His legs were pressed in, shoved together by Wolf’s knees, and his arms were suddenly warmed by rough hands moving up over his elbows to his shoulders. His mouth was invaded, his lips pushed open by a forceful tongue hot with promise. Tristan tried to answer Wolf’s lust with as much skill as he could, but the onslaught on his senses proved to be overwhelming, and for a long moment he could only gasp and mewl, yearning to beg for more but afraid of what those words would bring him.

There was too much going on between them for Tristan to find one thing to concentrate on. Wolf’s entire body lowered down on him, rubbing and smearing the mud on his clothes and skin. The other man’s weight felt good, too good for him to believe he’d not had someone lie on him before. He felt Wolf everywhere, tasted him in places Tristan knew he didn’t have a tongue.

But there his hands were, reveling in the flavor of the man they held close.

Wolf’s tongue was exploring his mouth in long, sweeping lines. He gasped when Wolf’s fingers tangled through the hair at the back of his head and pulled, forcing Tristan to bare his throat. Wolf left his mouth empty and longing, and Tristan hated the whimpering, needy sound he made when cold air rushed in to replace Wolf’s heat against his lips. The mouth he needed found a new place on his throat, and the teeth that had been just nibbling on the corner of his gasping lips sunk into the curve of his neck, a spot seemingly connected to his nuts, since they pulled up in response.

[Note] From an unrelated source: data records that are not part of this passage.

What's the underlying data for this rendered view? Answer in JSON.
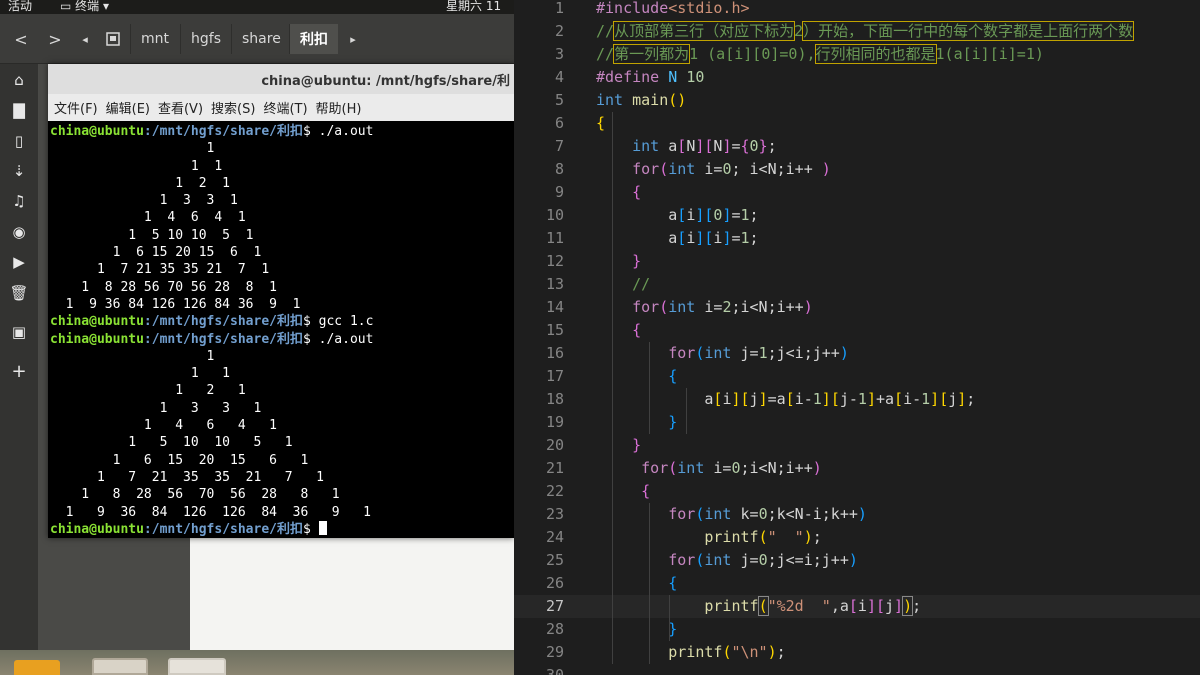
{
  "desktop": {
    "topbar": {
      "activities": "活动",
      "app_menu": "终端",
      "clock": "星期六 11"
    },
    "file_manager": {
      "back": "<",
      "forward": ">",
      "breadcrumbs": [
        "mnt",
        "hgfs",
        "share",
        "利扣"
      ]
    },
    "terminal": {
      "title": "china@ubuntu: /mnt/hgfs/share/利",
      "menu": [
        "文件(F)",
        "编辑(E)",
        "查看(V)",
        "搜索(S)",
        "终端(T)",
        "帮助(H)"
      ],
      "prompt_user": "china@ubuntu",
      "prompt_path": ":/mnt/hgfs/share/利扣",
      "lines": [
        {
          "kind": "prompt",
          "cmd": "$ ./a.out"
        },
        {
          "kind": "out",
          "text": "                    1"
        },
        {
          "kind": "out",
          "text": "                  1  1"
        },
        {
          "kind": "out",
          "text": "                1  2  1"
        },
        {
          "kind": "out",
          "text": "              1  3  3  1"
        },
        {
          "kind": "out",
          "text": "            1  4  6  4  1"
        },
        {
          "kind": "out",
          "text": "          1  5 10 10  5  1"
        },
        {
          "kind": "out",
          "text": "        1  6 15 20 15  6  1"
        },
        {
          "kind": "out",
          "text": "      1  7 21 35 35 21  7  1"
        },
        {
          "kind": "out",
          "text": "    1  8 28 56 70 56 28  8  1"
        },
        {
          "kind": "out",
          "text": "  1  9 36 84 126 126 84 36  9  1"
        },
        {
          "kind": "prompt",
          "cmd": "$ gcc 1.c"
        },
        {
          "kind": "prompt",
          "cmd": "$ ./a.out"
        },
        {
          "kind": "out",
          "text": "                    1"
        },
        {
          "kind": "out",
          "text": "                  1   1"
        },
        {
          "kind": "out",
          "text": "                1   2   1"
        },
        {
          "kind": "out",
          "text": "              1   3   3   1"
        },
        {
          "kind": "out",
          "text": "            1   4   6   4   1"
        },
        {
          "kind": "out",
          "text": "          1   5  10  10   5   1"
        },
        {
          "kind": "out",
          "text": "        1   6  15  20  15   6   1"
        },
        {
          "kind": "out",
          "text": "      1   7  21  35  35  21   7   1"
        },
        {
          "kind": "out",
          "text": "    1   8  28  56  70  56  28   8   1"
        },
        {
          "kind": "out",
          "text": "  1   9  36  84  126  126  84  36   9   1"
        },
        {
          "kind": "prompt",
          "cmd": "$ "
        }
      ]
    }
  },
  "editor": {
    "lines": [
      {
        "n": "1",
        "html": "<span class=\"pr\">#include</span><span class=\"st\">&lt;stdio.h&gt;</span>"
      },
      {
        "n": "2",
        "html": "<span class=\"cm\">//<span class=\"hl\">从顶部第三行（对应下标为</span>2<span class=\"hl\">）开始，下面一行中的每个数字都是上面行两个数</span></span>"
      },
      {
        "n": "3",
        "html": "<span class=\"cm\">//<span class=\"hl\">第一列都为</span>1 (a[i][0]=0),<span class=\"hl\">行列相同的也都是</span>1(a[i][i]=1)</span>"
      },
      {
        "n": "4",
        "html": "<span class=\"pr\">#define</span> <span class=\"ct\">N</span> <span class=\"nm\">10</span>"
      },
      {
        "n": "5",
        "html": "<span class=\"kw\">int</span> <span class=\"fn\">main</span><span class=\"b1\">()</span>"
      },
      {
        "n": "6",
        "html": "<span class=\"b1\">{</span>"
      },
      {
        "n": "7",
        "html": "    <span class=\"kw\">int</span> a<span class=\"b2\">[</span>N<span class=\"b2\">]</span><span class=\"b2\">[</span>N<span class=\"b2\">]</span>=<span class=\"b2\">{</span><span class=\"nm\">0</span><span class=\"b2\">}</span>;"
      },
      {
        "n": "8",
        "html": "    <span class=\"pr\">for</span><span class=\"b2\">(</span><span class=\"kw\">int</span> i=<span class=\"nm\">0</span>; i&lt;N;i++ <span class=\"b2\">)</span>"
      },
      {
        "n": "9",
        "html": "    <span class=\"b2\">{</span>"
      },
      {
        "n": "10",
        "html": "        a<span class=\"b3\">[</span>i<span class=\"b3\">]</span><span class=\"b3\">[</span><span class=\"nm\">0</span><span class=\"b3\">]</span>=<span class=\"nm\">1</span>;"
      },
      {
        "n": "11",
        "html": "        a<span class=\"b3\">[</span>i<span class=\"b3\">]</span><span class=\"b3\">[</span>i<span class=\"b3\">]</span>=<span class=\"nm\">1</span>;"
      },
      {
        "n": "12",
        "html": "    <span class=\"b2\">}</span>"
      },
      {
        "n": "13",
        "html": "    <span class=\"cm\">//</span>"
      },
      {
        "n": "14",
        "html": "    <span class=\"pr\">for</span><span class=\"b2\">(</span><span class=\"kw\">int</span> i=<span class=\"nm\">2</span>;i&lt;N;i++<span class=\"b2\">)</span>"
      },
      {
        "n": "15",
        "html": "    <span class=\"b2\">{</span>"
      },
      {
        "n": "16",
        "html": "        <span class=\"pr\">for</span><span class=\"b3\">(</span><span class=\"kw\">int</span> j=<span class=\"nm\">1</span>;j&lt;i;j++<span class=\"b3\">)</span>"
      },
      {
        "n": "17",
        "html": "        <span class=\"b3\">{</span>"
      },
      {
        "n": "18",
        "html": "            a<span class=\"b1\">[</span>i<span class=\"b1\">]</span><span class=\"b1\">[</span>j<span class=\"b1\">]</span>=a<span class=\"b1\">[</span>i-<span class=\"nm\">1</span><span class=\"b1\">]</span><span class=\"b1\">[</span>j-<span class=\"nm\">1</span><span class=\"b1\">]</span>+a<span class=\"b1\">[</span>i-<span class=\"nm\">1</span><span class=\"b1\">]</span><span class=\"b1\">[</span>j<span class=\"b1\">]</span>;"
      },
      {
        "n": "19",
        "html": "        <span class=\"b3\">}</span>"
      },
      {
        "n": "20",
        "html": "    <span class=\"b2\">}</span>"
      },
      {
        "n": "21",
        "html": "     <span class=\"pr\">for</span><span class=\"b2\">(</span><span class=\"kw\">int</span> i=<span class=\"nm\">0</span>;i&lt;N;i++<span class=\"b2\">)</span>"
      },
      {
        "n": "22",
        "html": "     <span class=\"b2\">{</span>"
      },
      {
        "n": "23",
        "html": "        <span class=\"pr\">for</span><span class=\"b3\">(</span><span class=\"kw\">int</span> k=<span class=\"nm\">0</span>;k&lt;N-i;k++<span class=\"b3\">)</span>"
      },
      {
        "n": "24",
        "html": "            <span class=\"fn\">printf</span><span class=\"b1\">(</span><span class=\"st\">\"  \"</span><span class=\"b1\">)</span>;"
      },
      {
        "n": "25",
        "html": "        <span class=\"pr\">for</span><span class=\"b3\">(</span><span class=\"kw\">int</span> j=<span class=\"nm\">0</span>;j&lt;=i;j++<span class=\"b3\">)</span>"
      },
      {
        "n": "26",
        "html": "        <span class=\"b3\">{</span>"
      },
      {
        "n": "27",
        "html": "            <span class=\"fn\">printf</span><span class=\"b1\" style=\"outline:1px solid #888\">(</span><span class=\"st\">\"%2d  \"</span>,a<span class=\"b2\">[</span>i<span class=\"b2\">]</span><span class=\"b2\">[</span>j<span class=\"b2\">]</span><span class=\"b1\" style=\"outline:1px solid #888\">)</span>;"
      },
      {
        "n": "28",
        "html": "        <span class=\"b3\">}</span>"
      },
      {
        "n": "29",
        "html": "        <span class=\"fn\">printf</span><span class=\"b1\">(</span><span class=\"st\">\"\\n\"</span><span class=\"b1\">)</span>;"
      },
      {
        "n": "30",
        "html": ""
      }
    ]
  }
}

The man felt so good on him. Wolf’s broad chest stretched across his, and when the man moved, Tristan’s shirt rubbed at his sensitive nipples, the fabric scoring his tender flesh. Arched into Wolf’s hard body, Tristan moaned and clenched at whatever part of the man he could reach. His fingers roamed, unable to see the muscled landscape they explored, but there were tantalizing hints of hard bulges and slightly rough skin that could only belong to another man.

Gasping only pulled Wolf’s scent into him, and Tristan inhaled entire gulps of sweat and sweet skin, tasting the citrus from the soap he’d put in the guest bathrooms as well as the burn of lager foam lingering on his tongue from their kiss. The contrast of their bodies fascinated Tristan. Wolf’s bones were heavier, denser than his, or at least that’s how the man’s hands felt as they pressed into Tristan’s body.

Letting go of Tristan’s hair, Wolf worked both his hands into Tristan’s shirt, yanking it up over his head and off his shoulders. Their arms tangled briefly as the shirt snagged on Tristan’s elbow, but Wolf was determined. Something ripped, either fabric or thread, but Tristan was past caring. All he wanted was to be handled and coaxed by Wolf’s tongue and fingers, his body eager to be touched.